The combined monitoring of the gharials by the forest department and the WWF will be done five times every fortnight.

“During the first such monitoring, 14 gharial yearlings and one Gangetic dolphin were sighted,” said the forest official.

The gharials (Gavialis gangeticus) were artificially hatched in a zoo in Cooch Behar and were released in “no man’s land” in the tributary of the Padma in Murshidabad’s Jalangi, on the India-Bangladesh border, on February 24.

Experts said that not only gharials, Gangetic dolphins, too, get trapped in the ghost nets in many parts of Bengal.

“Ghost nets are the most common fishing nets used in the Ganges. The nets, because of their contrasting colour with the water, attract prized fish. The nets also attract dolphins, which are entangled once they come to feed on the fish. The fine mesh nets wrap the body and cause enormous physical distress for the dolphins, sometimes killing them,” said Basanta Kumar Das, director, ICAR-Central Inland Fisheries Research Institute, Barrackpore.

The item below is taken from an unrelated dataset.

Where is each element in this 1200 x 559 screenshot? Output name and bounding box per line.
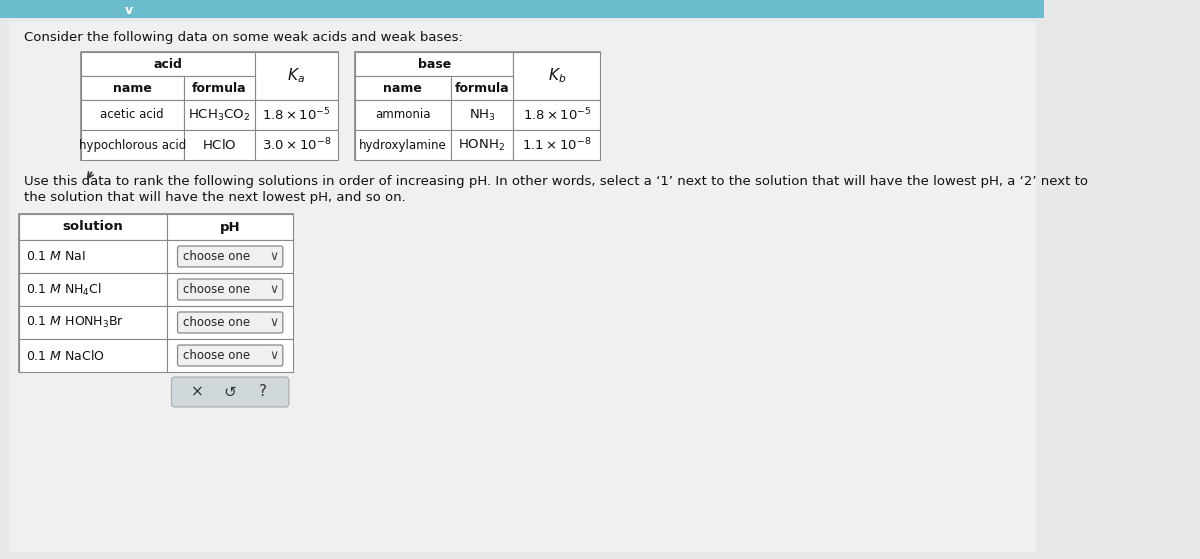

“There has never been a sustained campaign to fish the ghost nets out of the river. That is why there is very little knowledge of the number of such nets in our rivers,” a forester said.

In June 2020, pictures of a carcass of a Gangetic dolphin, being displayed like a trophy by a bunch of children in Howrah, gained a lot of traction on social media. The pictures showed the children posing with the carcass on a van and the road. The snout of the dolphin was entangled in a fishing net.